Why is Partitioning Important?
When running a query like SELECT * FROM waf_logs
, Athena scans all data in the table, which leads to slow query execution and high costs.
To optimize performance and reduce costs, partitioning is essential, and using WHERE
to specify partitions is the best practice.
Why Use Partitioning?
1. Faster Query Execution
Without partitioning, Athena scans all files in S3, making queries slow.
Partitioning helps by limiting the scan to only relevant data.
Without Partitioning (SELECT * FROM waf_logs
)
SELECT * FROM waf_logs;
Scans all data → Slow & Expensive
With Partitioning (WHERE log_date
to filter)
SELECT * FROM waf_logs
WHERE log_date = '2025/02/23';
Scans only relevant data → Faster & Lower cost!
2. Reduced Query Costs
Athena charges based on the amount of data scanned.
Using partitioning prevents unnecessary scans and reduces costs.
Query Method | Scanned Data | Cost |
---|---|---|
No Partitioning (SELECT * FROM waf_logs ) | 1TB | $5 |
With WHERE log_date = 'YYYY/MM/DD' | 50GB | $0.25 |
Partitioning reduces costs by up to 95%!
3. Easier Data Management
Using partition keys that align with the S3 folder structure organizes data efficiently.
For example, using log_date
, hour
, and minute
as partition keys enables easier access to logs.
S3 Folder Structure Example
s3://your-waf-logs-bucket/AWSLogs/WAFLogs/
├── 2025/02/23/00/05/
├── 2025/02/23/00/10/
├── 2025/02/24/00/05/
├── 2025/02/24/00/10/
With Athena Partitioning, you can efficiently query only the necessary logs!
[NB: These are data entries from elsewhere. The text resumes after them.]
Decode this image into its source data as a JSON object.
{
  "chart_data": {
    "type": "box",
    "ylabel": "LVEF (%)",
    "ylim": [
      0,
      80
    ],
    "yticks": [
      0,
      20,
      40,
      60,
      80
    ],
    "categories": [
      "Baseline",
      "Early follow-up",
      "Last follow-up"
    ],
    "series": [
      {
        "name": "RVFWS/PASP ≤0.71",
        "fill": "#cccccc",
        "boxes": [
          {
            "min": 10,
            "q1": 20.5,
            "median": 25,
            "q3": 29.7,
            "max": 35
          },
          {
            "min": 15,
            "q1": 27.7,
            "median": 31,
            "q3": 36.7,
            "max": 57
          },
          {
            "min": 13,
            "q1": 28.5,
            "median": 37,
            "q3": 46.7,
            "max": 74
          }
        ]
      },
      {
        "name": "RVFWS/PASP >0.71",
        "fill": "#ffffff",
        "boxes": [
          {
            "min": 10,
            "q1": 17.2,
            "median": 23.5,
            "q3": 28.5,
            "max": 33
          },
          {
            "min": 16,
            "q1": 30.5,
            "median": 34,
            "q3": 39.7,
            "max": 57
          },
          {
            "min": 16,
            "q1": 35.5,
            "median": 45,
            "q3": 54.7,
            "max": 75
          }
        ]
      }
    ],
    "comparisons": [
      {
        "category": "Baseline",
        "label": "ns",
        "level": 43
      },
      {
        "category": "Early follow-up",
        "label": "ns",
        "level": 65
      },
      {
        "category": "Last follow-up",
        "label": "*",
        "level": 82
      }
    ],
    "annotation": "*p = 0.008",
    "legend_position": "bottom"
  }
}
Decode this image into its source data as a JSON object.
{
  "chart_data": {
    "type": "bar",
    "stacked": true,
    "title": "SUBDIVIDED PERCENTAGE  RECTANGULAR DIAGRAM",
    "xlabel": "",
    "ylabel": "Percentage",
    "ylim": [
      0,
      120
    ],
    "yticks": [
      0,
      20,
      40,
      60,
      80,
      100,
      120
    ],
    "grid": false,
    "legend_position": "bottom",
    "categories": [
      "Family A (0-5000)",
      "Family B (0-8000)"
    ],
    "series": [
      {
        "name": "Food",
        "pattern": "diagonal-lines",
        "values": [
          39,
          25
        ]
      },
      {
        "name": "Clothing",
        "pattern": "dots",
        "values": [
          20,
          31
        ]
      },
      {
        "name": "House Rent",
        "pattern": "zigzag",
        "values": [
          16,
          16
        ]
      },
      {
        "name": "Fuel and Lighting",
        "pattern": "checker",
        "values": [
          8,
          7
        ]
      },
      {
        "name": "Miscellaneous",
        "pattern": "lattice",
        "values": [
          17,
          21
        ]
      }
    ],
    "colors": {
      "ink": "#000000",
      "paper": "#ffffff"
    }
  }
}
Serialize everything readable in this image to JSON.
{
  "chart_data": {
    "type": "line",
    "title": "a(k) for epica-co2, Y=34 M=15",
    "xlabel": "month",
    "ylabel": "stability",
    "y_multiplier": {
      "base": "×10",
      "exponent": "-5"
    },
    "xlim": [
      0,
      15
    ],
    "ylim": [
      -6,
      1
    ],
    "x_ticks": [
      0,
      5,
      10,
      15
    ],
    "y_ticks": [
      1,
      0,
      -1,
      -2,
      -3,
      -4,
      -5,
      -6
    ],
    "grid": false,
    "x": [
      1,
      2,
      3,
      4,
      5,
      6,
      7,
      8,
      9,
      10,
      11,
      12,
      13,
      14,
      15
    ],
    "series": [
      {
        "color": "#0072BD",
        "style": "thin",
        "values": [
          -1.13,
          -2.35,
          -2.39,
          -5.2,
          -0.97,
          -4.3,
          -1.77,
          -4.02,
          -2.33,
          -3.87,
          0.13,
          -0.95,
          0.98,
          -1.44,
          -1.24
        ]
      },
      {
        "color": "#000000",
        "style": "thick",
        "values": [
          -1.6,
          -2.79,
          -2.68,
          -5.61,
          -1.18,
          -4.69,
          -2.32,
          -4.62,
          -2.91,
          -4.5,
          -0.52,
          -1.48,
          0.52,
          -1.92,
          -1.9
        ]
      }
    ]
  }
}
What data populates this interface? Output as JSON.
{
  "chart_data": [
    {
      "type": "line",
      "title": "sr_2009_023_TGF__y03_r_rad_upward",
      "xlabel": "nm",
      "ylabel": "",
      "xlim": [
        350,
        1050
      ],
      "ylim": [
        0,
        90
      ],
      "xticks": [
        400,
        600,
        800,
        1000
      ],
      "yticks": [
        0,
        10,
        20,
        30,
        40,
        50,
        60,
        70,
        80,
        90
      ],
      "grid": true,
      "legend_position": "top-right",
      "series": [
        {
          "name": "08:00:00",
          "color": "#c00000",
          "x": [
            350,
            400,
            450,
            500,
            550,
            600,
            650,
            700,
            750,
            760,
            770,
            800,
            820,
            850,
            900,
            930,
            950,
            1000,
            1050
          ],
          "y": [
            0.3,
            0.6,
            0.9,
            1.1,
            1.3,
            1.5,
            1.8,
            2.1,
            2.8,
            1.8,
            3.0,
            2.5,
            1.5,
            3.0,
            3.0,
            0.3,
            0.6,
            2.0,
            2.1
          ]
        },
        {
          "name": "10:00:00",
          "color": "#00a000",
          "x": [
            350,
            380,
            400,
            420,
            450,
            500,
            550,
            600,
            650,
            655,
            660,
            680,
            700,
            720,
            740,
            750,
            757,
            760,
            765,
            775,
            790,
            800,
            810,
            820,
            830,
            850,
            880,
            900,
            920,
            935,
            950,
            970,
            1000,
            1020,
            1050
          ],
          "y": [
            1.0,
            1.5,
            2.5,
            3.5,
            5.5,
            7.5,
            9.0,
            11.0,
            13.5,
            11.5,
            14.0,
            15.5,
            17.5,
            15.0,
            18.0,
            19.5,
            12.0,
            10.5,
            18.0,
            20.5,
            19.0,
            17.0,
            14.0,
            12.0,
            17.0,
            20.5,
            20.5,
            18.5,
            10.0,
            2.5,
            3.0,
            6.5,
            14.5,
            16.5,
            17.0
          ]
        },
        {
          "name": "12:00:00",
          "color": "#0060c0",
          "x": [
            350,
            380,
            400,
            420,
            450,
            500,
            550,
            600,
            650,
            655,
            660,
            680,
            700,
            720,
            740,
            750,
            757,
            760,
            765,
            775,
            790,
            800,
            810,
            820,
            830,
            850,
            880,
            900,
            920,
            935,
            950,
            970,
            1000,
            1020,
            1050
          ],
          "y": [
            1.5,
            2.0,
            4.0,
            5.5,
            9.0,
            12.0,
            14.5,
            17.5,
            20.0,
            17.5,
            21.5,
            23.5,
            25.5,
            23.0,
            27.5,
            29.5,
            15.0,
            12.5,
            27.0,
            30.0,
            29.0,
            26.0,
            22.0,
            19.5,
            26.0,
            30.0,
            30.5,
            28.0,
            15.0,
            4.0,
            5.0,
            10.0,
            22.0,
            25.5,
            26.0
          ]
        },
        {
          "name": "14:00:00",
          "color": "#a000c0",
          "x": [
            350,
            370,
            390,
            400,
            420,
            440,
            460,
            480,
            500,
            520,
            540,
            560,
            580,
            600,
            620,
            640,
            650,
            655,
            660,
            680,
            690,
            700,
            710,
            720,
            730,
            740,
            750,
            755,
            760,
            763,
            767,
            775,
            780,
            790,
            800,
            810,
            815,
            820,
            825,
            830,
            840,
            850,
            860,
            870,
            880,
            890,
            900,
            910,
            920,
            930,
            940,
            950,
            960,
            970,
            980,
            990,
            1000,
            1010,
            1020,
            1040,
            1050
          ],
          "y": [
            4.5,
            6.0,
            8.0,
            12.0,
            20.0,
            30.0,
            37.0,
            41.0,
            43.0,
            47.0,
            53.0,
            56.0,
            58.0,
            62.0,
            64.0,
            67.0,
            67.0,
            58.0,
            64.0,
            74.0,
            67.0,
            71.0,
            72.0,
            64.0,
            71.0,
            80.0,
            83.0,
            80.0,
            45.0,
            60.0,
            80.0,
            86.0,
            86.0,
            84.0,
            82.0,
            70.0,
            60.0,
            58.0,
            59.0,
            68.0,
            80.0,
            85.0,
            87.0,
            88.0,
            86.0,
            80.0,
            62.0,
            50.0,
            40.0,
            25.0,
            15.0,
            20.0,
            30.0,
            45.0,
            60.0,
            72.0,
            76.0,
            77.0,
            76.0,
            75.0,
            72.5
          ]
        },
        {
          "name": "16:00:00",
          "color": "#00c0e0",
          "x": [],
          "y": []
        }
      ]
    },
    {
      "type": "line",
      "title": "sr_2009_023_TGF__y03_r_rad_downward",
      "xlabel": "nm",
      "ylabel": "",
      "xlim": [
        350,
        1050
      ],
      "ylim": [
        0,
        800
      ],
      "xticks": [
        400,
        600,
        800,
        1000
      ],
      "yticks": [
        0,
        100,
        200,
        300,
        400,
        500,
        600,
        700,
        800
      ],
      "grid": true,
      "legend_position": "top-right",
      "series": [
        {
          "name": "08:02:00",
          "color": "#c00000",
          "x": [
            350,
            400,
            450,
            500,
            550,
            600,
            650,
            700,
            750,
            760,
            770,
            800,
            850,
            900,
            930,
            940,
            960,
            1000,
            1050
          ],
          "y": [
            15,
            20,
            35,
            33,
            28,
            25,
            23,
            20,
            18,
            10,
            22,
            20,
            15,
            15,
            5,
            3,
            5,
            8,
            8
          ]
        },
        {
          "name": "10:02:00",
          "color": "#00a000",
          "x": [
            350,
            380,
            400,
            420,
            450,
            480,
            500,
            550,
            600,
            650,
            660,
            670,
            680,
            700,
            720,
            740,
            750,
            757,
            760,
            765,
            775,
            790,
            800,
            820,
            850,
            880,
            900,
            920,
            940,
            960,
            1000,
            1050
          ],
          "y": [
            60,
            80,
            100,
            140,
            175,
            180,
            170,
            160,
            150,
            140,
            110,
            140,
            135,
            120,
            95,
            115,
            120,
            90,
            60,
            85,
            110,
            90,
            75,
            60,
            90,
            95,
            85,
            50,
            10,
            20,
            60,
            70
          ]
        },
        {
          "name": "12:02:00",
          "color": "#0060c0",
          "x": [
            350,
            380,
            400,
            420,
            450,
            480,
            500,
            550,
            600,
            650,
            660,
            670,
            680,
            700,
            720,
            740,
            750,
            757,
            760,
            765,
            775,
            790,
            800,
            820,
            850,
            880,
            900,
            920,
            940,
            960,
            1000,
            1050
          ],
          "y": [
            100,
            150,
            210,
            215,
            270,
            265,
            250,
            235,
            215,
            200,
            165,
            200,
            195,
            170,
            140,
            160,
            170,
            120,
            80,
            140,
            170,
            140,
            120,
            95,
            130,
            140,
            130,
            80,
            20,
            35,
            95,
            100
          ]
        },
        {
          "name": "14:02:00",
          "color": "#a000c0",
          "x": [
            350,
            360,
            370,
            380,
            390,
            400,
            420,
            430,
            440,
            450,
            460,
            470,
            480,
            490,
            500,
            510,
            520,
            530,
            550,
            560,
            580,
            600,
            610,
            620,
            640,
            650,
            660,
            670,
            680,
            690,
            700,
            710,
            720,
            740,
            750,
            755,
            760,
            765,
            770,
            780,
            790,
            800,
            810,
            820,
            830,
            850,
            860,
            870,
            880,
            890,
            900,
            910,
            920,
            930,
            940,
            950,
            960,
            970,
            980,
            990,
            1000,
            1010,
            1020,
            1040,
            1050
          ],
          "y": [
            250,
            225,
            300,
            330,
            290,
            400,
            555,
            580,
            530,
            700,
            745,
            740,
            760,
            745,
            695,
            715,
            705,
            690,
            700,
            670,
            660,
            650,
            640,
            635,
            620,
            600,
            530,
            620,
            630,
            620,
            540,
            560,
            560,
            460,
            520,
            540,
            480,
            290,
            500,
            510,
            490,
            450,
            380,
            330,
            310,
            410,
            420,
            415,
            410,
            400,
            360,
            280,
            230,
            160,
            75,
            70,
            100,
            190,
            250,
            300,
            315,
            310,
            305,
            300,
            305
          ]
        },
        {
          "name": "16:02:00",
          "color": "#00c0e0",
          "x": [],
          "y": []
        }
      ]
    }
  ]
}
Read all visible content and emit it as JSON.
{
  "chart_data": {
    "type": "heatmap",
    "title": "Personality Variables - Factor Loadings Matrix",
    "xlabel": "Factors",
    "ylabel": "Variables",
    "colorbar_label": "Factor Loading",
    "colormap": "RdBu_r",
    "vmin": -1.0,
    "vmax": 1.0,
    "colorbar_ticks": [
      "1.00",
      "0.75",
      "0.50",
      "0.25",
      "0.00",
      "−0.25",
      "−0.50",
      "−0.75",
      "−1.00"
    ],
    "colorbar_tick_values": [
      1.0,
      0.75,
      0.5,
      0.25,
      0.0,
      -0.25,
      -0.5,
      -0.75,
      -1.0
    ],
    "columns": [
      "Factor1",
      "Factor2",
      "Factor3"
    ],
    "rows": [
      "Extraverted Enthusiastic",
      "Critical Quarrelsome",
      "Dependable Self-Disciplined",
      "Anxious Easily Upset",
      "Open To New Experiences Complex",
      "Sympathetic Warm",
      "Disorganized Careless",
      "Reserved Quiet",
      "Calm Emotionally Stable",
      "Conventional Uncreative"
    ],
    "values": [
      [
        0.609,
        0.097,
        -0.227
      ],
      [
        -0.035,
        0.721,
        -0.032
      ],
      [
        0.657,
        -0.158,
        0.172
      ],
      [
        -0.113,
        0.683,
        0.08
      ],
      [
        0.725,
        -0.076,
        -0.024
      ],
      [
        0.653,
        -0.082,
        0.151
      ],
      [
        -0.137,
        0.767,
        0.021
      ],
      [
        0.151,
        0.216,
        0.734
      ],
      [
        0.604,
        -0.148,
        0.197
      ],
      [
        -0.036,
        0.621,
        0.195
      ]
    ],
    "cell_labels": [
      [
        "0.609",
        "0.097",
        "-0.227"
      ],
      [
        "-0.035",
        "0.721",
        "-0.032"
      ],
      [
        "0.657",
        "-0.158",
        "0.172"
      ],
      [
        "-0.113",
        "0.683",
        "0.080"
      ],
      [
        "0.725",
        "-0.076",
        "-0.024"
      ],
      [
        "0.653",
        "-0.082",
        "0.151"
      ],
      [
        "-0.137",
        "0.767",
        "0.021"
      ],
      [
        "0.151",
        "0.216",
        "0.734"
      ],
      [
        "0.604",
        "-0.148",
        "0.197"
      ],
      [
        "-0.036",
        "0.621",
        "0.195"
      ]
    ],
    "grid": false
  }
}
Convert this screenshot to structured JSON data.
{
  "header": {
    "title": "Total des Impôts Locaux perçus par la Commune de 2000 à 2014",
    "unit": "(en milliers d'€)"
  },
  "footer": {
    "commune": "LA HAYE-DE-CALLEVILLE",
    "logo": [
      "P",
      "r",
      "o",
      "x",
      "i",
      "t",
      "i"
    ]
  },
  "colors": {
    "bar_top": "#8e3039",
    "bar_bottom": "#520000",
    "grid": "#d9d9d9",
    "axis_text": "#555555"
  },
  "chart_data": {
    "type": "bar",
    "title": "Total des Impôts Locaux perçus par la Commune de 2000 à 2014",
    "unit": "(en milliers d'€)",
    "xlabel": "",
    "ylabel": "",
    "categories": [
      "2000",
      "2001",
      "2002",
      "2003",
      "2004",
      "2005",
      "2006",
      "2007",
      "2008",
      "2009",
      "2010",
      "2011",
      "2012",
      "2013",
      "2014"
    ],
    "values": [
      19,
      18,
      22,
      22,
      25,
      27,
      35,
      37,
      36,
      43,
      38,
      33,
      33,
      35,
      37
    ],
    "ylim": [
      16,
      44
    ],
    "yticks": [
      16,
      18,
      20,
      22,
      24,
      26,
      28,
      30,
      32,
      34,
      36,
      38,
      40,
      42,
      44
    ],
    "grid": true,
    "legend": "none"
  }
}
Best Practices for Partitioning
1. Choosing the Right Partition Keys
For WAF logs, partitioning by date and time is optimal due to the large volume of data.
Partition Key | Reason |
log_date | Divides logs by day for faster date-based queries |
hour | Filters logs by specific hours for better analysis |
minute | Allows analysis of requests in 5-minute intervals |
2. Always Use WHERE
with Partition Keys
If you don’t specify a partition key in the WHERE
clause, Athena scans all data, making queries slow and costly.
Good Example (Uses Partition Pruning)
SELECT * FROM waf_logs
WHERE log_date = '2025/02/23'
AND hour = '14'
AND minute = '05'
LIMIT 100;
Scans only relevant data → Fast & Cost-efficient
Bad Example (No Partition Filtering)
SELECT * FROM waf_logs
WHERE action = 'BLOCK'
LIMIT 100;
Scans all partitions → Slow & Expensive!
3. Use Partition Projection for Automation
Partition Projection allows Athena to automatically detect new partitions, eliminating the need to manually add them.
Example: Enabling Partition Projection
ALTER TABLE waf_logs SET TBLPROPERTIES (
'projection.enabled' = 'true',
'projection.log_date.type' = 'date',
'projection.log_date.format' = 'yyyy/MM/dd',
'projection.log_date.range' = '2025/01/01,2025/12/31',
'projection.log_date.interval' = '1',
'projection.log_date.unit' = 'DAYS',
'projection.hour.type' = 'integer',
'projection.hour.range' = '00,23',
'projection.hour.interval' = '1',
'projection.minute.type' = 'integer',
'projection.minute.range' = '00,55',
'projection.minute.interval' = '5',
'storage.location.template' = 's3://your-waf-logs-bucket/AWSLogs/WAFLogs/${log_date}/${hour}/${minute}/'
);
Now, Athena automatically recognizes partitions without manual ALTER TABLE ADD PARTITION
!
4. Verify Partitioning with SHOW PARTITIONS
After setting up Partition Projection, confirm if Athena recognizes partitions.
SHOW PARTITIONS waf_logs;
Expected Output
log_date=2025/02/23/hour=00/minute=05
log_date=2025/02/23/hour=00/minute=10
...
If partitions appear correctly, partitioning is working!
Summary
Key Point | Best Practice |
Faster Queries | Use WHERE log_date for partition pruning |
Lower Query Costs | Avoid scanning unnecessary data |
Better Data Management | Use date/time-based partitions for efficiency |
Partition Projection | Automatically detect new partitions |
In Athena, reducing scanned data improves both performance and cost-efficiency!
Partitioning is essential for efficient querying!